Dr Morwenna Ludlow, from Theology and Religion, will be appearing on BBC Radio 3's 'Nightwaves' programme on 11 October to discuss the so-called ‘Gospel of Jesus' wife’.

In September Prof Karen King of Harvard University revealed to the world what she claimed was a brief extract from a hitherto unknown early Christian gospel.

In the few words on a papyrus fragment Jesus appears to refer to a woman (perhaps a woman called Mary) as his 'wife'. King thinks that the fragment is a fourth century copy of a late second century text which contained a dialogue between Jesus and his disciples. We have other examples of similar writings from the same period, none of which are in the accepted collection of New Testament texts today, but which offer a fascinating glimpse into the varieties of very early Christianity.

In the following weeks scholars from around the world have debated whether the papyrus fragment is a fake and, if not, what light it might shed on Jesus' life. But King herself is adamant that the fragment provides us with no evidence at all about Jesus; rather it opens a window on to early Christian debates about women and sexuality.

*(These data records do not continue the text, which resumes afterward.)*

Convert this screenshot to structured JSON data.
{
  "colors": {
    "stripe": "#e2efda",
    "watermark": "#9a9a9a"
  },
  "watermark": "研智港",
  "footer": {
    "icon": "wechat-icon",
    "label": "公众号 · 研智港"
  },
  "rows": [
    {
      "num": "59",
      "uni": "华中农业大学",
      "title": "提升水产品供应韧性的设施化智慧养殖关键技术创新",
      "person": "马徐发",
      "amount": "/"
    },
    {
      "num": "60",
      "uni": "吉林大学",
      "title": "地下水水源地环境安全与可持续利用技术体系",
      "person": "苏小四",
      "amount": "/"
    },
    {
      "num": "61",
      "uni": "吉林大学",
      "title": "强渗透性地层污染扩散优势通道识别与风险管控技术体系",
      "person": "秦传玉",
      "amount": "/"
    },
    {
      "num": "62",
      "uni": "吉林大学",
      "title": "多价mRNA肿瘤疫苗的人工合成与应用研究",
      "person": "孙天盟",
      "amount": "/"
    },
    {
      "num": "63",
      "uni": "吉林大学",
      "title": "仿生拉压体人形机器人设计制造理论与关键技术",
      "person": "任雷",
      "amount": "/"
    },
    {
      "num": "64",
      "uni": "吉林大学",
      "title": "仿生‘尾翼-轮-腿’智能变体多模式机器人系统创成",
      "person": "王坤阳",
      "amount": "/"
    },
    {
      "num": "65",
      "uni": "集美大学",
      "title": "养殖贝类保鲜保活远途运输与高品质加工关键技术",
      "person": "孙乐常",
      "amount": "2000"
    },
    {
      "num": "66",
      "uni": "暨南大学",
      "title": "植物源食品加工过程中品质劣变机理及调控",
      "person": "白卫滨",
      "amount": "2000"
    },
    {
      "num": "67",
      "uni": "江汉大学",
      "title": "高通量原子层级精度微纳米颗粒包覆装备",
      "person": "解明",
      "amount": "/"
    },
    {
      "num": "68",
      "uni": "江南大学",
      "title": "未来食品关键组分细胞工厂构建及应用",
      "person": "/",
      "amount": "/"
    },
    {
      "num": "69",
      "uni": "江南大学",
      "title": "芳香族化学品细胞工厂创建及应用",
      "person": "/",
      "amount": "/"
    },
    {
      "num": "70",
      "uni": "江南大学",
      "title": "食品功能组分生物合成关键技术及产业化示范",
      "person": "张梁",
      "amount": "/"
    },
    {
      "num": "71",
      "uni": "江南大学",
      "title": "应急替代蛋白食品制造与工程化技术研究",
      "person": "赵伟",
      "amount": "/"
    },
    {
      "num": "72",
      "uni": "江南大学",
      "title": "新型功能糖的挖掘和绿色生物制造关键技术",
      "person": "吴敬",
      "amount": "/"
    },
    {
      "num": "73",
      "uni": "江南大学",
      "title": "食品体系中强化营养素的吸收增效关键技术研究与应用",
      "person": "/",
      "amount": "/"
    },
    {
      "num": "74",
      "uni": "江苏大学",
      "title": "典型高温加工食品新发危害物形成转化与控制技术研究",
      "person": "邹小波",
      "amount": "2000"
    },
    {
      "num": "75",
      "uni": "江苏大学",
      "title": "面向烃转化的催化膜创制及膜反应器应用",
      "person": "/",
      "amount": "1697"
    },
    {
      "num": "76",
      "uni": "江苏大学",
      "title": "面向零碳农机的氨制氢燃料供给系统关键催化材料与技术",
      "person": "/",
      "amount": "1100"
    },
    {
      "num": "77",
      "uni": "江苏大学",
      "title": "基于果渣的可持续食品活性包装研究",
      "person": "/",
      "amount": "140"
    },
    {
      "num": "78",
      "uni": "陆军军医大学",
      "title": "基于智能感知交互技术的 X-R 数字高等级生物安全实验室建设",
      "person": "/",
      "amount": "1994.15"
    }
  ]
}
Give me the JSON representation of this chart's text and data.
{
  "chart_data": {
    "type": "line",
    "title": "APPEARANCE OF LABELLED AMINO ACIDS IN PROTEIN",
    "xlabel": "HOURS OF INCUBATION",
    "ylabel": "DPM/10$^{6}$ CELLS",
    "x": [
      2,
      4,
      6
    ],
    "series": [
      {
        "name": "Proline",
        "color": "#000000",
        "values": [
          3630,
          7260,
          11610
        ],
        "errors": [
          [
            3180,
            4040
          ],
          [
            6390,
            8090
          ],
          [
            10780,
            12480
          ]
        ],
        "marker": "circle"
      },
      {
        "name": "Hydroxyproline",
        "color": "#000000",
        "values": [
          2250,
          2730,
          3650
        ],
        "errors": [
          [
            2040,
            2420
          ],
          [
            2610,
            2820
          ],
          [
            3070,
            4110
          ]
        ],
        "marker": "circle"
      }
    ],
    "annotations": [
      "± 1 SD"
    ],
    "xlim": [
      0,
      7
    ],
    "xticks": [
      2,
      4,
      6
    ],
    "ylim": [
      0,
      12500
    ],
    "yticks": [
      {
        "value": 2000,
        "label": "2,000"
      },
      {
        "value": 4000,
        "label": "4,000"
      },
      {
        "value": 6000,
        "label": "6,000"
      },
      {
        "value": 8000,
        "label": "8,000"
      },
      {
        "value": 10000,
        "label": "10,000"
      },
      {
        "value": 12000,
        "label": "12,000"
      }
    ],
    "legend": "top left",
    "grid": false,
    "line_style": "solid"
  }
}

Were women 'written out' of the standard Christian collection of gospels? Why could later Christians not accept the role of Mary Magdalene as Jesus' companion and apostle? Why were debates about the value of marriage especially heated in the fourth century, when this particular papyrus copy was made?

Dr Morwenna Ludlow will discuss these questions with Elaine Storkey and 'Nightwaves' presenter Samira Ahmed, on Thursday 11 October at 10pm. Morwenna’s interest in this issue stems from her published research on the formation of the Christian Bible and from her current research on the rhetoric surrounding women, sex, virginity and marriage in the early church.